A potência criativa Que está no efetivamente aberto   No rascunho No fragmento Na rasura No que “jogamos fora”   DIZER‐LINGUAGEM O tópico anterior deveria ser último movimento de minha fala, mas não poderia. Ao revisar meu texto, outras companhias se fizeram presentes e me puseram a pensar sobre o dizer‐linguagem e, mais ainda, sobre o que fazemos com isso. Primeiro, considero importante evidenciar que tem sido cada vez mais difícil o pensar em linguagem dissociado de experiência. Segundo, a quase impossibilidade de tomar, nesse sentido, linguagem‐experiência que não seja entendida nos termos da “desobediência” (SKLIAR, 2014; LARROSA, 2015). Para Carlos Skliar, a linguagem desobedece quando: Já não há o que dizer e se anuncia aos ventos o nome do mundo, um mundo desvairado que se move e se enreda no próprio som de sua falácia, até cair exausto; quando o ar é pouco e a palavra que descreve o ar é mais nula ainda (SKLIAR, 2014, p. 15). Mas tão importante quanto a sua própria desobediência, é o fato da linguagem, enquanto uma forma estabelecida de estética‐política, se permitir ser desobedecida. Talvez nem seja uma permissão e sim uma tomada de poder daqueles que fazem dela seu lugar de liberdade e emancipação. Daqueles que ora desconfiam, ora desconhecem e, por isso mesmo, fazem atuar o indefinido como efetiva abertura do possível, dos possíveis. Se a língua (os dizeres e suas grafias) não desobedecesse e não fosse desobedecida, enfatiza Skliar (2014, 17), “não haveria filosofia, nem arte, nem amor, nem silêncio, nem mundo, nem nada”. Do mesmo modo, Jorge Larrosa (2015) fala de como ele tem se engajado diante do desafio de pensar em “como deixarmos de ser o que somos para ser outra coisa, diferente do que vimos sendo” (LARROSA, 2015, p. 5).

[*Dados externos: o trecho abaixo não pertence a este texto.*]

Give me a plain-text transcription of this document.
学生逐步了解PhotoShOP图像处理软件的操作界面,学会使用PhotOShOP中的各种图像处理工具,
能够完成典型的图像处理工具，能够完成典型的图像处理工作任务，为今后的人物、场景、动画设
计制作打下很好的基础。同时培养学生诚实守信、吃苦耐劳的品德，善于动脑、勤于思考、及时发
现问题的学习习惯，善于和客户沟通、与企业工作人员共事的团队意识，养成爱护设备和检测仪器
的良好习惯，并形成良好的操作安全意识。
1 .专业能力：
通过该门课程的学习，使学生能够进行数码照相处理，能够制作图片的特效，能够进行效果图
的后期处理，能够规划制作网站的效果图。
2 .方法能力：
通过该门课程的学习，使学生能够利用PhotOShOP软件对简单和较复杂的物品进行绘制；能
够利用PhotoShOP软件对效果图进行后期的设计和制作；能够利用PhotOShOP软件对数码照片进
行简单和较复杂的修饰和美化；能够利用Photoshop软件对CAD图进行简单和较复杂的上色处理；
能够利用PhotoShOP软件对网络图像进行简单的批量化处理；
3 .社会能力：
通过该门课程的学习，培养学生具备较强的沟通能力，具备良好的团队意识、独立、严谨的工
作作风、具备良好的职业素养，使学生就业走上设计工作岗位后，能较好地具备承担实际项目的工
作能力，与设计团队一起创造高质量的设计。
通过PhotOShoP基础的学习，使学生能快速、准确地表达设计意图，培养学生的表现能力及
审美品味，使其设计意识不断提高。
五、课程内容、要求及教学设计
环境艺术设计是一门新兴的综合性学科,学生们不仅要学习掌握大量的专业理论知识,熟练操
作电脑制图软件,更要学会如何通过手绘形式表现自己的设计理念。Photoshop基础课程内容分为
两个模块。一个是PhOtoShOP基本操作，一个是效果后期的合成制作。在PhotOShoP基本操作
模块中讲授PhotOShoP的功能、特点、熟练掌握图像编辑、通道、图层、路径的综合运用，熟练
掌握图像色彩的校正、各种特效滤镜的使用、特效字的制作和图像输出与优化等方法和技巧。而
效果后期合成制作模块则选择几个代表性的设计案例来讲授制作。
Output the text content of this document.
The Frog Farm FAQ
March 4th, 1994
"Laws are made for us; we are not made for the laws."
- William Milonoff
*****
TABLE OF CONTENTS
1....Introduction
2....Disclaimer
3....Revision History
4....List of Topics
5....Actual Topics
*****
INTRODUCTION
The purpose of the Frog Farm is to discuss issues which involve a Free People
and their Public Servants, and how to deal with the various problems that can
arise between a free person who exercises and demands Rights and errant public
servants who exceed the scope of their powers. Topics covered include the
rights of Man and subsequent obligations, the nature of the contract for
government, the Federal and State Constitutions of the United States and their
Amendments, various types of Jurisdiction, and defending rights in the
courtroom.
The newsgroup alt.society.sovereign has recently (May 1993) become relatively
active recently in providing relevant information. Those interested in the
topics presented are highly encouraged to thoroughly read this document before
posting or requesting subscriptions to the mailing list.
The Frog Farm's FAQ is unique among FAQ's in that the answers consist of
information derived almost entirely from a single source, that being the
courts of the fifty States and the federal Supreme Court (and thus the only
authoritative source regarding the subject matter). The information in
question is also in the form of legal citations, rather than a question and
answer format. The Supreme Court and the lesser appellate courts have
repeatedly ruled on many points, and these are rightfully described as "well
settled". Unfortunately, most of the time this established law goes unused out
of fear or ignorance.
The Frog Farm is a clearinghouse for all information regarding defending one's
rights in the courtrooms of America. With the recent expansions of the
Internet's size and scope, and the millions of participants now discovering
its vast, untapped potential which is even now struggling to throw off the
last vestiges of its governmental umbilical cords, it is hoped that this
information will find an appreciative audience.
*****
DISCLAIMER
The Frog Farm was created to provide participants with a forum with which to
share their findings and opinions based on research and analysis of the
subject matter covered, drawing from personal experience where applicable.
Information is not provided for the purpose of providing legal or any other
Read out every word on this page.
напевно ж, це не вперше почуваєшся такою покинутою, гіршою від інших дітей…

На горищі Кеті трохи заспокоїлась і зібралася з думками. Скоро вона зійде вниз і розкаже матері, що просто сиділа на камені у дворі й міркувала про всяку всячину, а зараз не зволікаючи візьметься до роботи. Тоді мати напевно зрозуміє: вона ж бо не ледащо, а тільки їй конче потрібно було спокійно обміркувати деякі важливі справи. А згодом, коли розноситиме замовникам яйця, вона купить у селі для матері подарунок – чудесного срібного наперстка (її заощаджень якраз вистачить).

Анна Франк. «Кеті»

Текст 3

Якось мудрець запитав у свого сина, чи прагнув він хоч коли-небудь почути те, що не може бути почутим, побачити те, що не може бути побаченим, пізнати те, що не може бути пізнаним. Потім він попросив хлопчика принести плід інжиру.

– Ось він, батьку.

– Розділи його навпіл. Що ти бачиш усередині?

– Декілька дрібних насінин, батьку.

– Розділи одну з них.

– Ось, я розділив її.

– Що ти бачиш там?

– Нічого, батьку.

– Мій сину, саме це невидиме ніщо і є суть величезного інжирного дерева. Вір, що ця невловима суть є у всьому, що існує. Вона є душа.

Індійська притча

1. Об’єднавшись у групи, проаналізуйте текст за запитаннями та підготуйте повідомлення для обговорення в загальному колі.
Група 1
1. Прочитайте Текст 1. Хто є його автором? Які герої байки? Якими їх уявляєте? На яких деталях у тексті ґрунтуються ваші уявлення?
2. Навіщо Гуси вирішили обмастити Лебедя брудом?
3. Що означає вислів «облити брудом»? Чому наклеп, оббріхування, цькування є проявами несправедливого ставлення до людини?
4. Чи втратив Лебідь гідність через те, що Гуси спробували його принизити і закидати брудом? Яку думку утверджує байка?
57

Ao fazer isso, o autor coloca “a experiência e não a verdade” (LARROSA, 2015, p. 5) como aquilo que dá sentido aos nossos atos estético‐políticos. Em suas palavras, A vida, como experiência, é relação: com o mundo, com a linguagem, com o pensamento, com os outros, com nós mesmos, com o que se diz e o que se pensa, com o que dizemos e o que pensamos, com que somos e o que fazemos, com o que já estamos deixando de ser. A vida é a experiência da vida (LARROSA, 2015, p. 74). Nestes termos, problematizar o humano, penso, passa necessariamente pelo problematizar a vida enquanto atributo do dizer, enquanto atributo da conexão linguagem‐experiência: Dizer‐Vida… Que cala e sente Que fica e vai Que faz e deixa fazer Que inventa e cria Que nasce e faz nascer Como? É possível? São perguntas recorrentes. Elas me chegam a todo o momento por meio daqueles que tem a certeza como sua cartilha. Como? É possível? Por muito tempo pensei no sim como resposta. Nem havia percebido que ao fazer isso, ao dar essa resposta, estava criando outro tipo de aprisionamento, outro caminho a ser seguido. Não quero isso. De modo algum. Como? É possível? A resposta eu tirei de Larrosa: não e talvez… A pergunta “de que outro modo” Não pode ser outra coisa que uma abertura. Para o que não sabemos. Para o que não depende de nosso saber Nem de nosso poder Nem de nossa vontade. Para o que só pode se indeterminar Com um quem sabe, Como um talvez.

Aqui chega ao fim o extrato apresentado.